Jenny A. Higgins, assistant professor of gender and women’s studies, Emil Steiger Teaching Award
In teaching the department’s oldest and much-beloved course, Women and Their Bodies in Health and Disease, Jenny Higgins is earning rave reviews for her invigorating approach to new online and analytical components, yet respecting the course’s campus legacy. From playwriting to “participation valentines,” students appreciate how Higgins brings passion and compassion to courses that heighten active listening and learning. She is respected for her enthusiastic academic exchange, for encouraging creativity among her colleagues, and for actively integrating feedback into her own teaching.

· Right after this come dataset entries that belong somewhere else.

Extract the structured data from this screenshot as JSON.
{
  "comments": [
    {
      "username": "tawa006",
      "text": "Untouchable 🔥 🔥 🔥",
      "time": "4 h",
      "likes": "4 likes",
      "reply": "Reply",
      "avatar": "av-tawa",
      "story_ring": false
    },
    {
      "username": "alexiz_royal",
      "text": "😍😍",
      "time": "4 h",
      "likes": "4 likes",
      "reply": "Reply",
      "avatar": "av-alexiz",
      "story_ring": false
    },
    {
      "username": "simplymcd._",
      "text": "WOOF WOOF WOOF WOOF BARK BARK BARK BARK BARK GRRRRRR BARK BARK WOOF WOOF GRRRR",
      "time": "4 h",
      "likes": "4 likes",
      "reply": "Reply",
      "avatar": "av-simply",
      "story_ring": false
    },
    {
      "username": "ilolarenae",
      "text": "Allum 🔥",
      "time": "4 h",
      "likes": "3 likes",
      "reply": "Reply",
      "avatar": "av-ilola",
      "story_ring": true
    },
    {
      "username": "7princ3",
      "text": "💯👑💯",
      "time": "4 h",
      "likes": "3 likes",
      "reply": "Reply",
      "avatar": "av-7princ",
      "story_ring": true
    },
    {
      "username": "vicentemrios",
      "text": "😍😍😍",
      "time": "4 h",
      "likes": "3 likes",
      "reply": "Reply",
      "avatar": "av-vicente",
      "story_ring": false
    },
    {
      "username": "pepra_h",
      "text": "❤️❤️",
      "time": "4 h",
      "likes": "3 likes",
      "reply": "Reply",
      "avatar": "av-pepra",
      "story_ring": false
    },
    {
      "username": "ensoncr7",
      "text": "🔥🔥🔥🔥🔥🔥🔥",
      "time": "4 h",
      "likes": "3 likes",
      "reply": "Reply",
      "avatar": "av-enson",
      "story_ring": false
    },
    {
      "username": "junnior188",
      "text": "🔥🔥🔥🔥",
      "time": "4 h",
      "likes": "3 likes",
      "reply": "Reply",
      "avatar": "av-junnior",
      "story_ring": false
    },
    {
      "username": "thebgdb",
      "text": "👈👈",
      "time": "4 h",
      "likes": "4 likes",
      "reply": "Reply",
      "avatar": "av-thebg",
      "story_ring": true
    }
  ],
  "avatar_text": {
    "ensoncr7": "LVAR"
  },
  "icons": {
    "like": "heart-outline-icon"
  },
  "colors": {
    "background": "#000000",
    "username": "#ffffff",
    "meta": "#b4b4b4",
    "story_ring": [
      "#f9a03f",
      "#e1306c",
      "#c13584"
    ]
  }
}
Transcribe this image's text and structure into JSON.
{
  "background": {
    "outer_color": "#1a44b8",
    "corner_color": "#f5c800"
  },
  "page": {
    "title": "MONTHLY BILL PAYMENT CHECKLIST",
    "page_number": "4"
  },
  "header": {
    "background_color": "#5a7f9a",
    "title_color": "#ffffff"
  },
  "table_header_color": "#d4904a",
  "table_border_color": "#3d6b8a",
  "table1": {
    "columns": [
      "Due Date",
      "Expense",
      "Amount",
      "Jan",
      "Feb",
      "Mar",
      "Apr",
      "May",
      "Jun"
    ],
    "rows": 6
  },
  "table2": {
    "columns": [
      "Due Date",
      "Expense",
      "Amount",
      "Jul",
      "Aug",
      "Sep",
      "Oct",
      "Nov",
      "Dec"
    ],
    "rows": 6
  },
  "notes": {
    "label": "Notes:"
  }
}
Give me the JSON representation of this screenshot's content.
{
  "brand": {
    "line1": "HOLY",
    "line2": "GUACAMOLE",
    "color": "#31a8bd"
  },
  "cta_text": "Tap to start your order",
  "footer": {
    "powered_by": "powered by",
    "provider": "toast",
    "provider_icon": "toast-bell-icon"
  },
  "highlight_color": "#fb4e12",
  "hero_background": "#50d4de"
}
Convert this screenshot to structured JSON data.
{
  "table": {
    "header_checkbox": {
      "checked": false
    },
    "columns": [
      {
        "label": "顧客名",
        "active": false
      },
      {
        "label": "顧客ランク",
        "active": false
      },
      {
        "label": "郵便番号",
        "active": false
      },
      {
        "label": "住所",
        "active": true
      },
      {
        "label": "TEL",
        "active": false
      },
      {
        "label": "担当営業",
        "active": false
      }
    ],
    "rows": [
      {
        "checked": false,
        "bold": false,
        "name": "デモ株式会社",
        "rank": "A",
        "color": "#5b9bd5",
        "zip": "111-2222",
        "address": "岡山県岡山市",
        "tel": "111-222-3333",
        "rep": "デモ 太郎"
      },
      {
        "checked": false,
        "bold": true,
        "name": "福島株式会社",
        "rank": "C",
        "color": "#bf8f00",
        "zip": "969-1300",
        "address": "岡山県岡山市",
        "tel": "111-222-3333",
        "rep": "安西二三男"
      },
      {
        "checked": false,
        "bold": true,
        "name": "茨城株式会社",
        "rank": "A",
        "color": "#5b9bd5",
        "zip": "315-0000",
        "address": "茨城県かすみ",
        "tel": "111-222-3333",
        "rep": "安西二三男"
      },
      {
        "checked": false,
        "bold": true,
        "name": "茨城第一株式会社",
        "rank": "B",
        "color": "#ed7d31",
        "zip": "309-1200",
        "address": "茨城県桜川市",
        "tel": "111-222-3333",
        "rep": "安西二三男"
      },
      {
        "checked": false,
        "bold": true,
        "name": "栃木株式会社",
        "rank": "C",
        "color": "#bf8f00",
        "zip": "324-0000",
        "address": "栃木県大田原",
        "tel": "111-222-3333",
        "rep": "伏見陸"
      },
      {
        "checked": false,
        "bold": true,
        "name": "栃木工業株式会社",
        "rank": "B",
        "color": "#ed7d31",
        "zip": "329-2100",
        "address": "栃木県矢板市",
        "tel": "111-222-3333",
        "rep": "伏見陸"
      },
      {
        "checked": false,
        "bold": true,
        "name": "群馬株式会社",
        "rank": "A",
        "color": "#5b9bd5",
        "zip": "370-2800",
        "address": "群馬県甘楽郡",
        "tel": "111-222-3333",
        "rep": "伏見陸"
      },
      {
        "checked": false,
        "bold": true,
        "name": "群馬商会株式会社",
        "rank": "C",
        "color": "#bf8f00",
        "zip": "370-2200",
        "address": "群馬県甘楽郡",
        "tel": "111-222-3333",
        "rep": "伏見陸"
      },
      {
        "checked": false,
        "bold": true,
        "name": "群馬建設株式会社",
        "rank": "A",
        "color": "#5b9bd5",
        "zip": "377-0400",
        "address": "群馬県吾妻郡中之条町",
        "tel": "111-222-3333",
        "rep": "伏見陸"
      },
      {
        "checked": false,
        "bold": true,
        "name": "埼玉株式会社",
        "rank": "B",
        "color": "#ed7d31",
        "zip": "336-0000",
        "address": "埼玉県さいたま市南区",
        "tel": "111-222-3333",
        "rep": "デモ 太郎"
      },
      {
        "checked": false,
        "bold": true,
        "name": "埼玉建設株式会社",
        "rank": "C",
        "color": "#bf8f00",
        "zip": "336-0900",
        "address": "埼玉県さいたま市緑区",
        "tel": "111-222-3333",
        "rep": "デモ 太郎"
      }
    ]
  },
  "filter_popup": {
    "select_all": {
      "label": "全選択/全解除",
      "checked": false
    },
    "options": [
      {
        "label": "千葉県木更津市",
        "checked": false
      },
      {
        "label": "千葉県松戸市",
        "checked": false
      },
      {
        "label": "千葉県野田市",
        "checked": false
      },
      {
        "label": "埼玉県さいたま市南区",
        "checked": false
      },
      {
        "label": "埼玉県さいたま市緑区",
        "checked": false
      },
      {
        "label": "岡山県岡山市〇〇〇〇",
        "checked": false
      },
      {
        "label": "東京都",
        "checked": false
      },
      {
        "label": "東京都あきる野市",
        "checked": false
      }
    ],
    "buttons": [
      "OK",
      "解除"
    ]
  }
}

“She is humble, never drawing attention to her own strengths and accomplishments, and earns the respect of her students through her actions and the enthusiasm she exudes. Her warm, positive demeanor and genuine passion for the information she teaches is a constant source of inspiration to her students and colleagues,” says Laura Gregor ’13.
Jordan Zweck, assistant professor of English, William H. Kiekhofer Teaching Award
Thanks to Jordan Zweck, students no longer dread British literature. It’s said that her lively teaching wakes student enthusiasm for early medieval England. The department’s only scholar of Anglo-Saxon literature and culture, Zweck mentors undergraduate and graduate students alike, and has become the “heart and soul” of the UW’s decades-old Beowulf Club — a Friday-night gathering of Old English appreciation. Zweck is also respected for taking care to improve students’ critical-thinking and writing skills, which will serve them well in any career.
“Professor Zweck was able to foster my interest in both literature and medicine. I am greatly beholden to her not only for supporting my academic interest, but also for helping me to grow as a writer and thinker. Without having studied under her, I would not be the student — or person — that I am today,” says Kristen Prewitt ’13.
Craig Werner, Evjue-Bascom Professor of Afro-American Studies, Van Hise Outreach Teaching Award
In every aspect of his storied career, Craig Werner shares his gifts, scholarship and commitment to social justice far beyond the borders of campus. An accomplished author, mentor, and former chair of the UW’s Departments of Integrated Liberal Studies and Afro-American Studies, he’s also a member of the nominating committee for the Rock and Roll Hall of Fame and a contributor to National Public Radio and Wisconsin Public Radio. Through his personal and scholarly outreach, Werner shares insights with diverse communities, including minorities, the underprivileged, K–12 teachers and veterans. And through his call-and-response teaching approach, Werner brings “downright magic” to any classroom.
“Craig Werner is the personification of the Wisconsin Idea and the university’s historic commitment to outreach. He lives it, he breathes it, and he practices it,” says Doug Bradley, a lecturer in the Department of Integrated Liberal Studies.
Awards are selected by a faculty and student committee.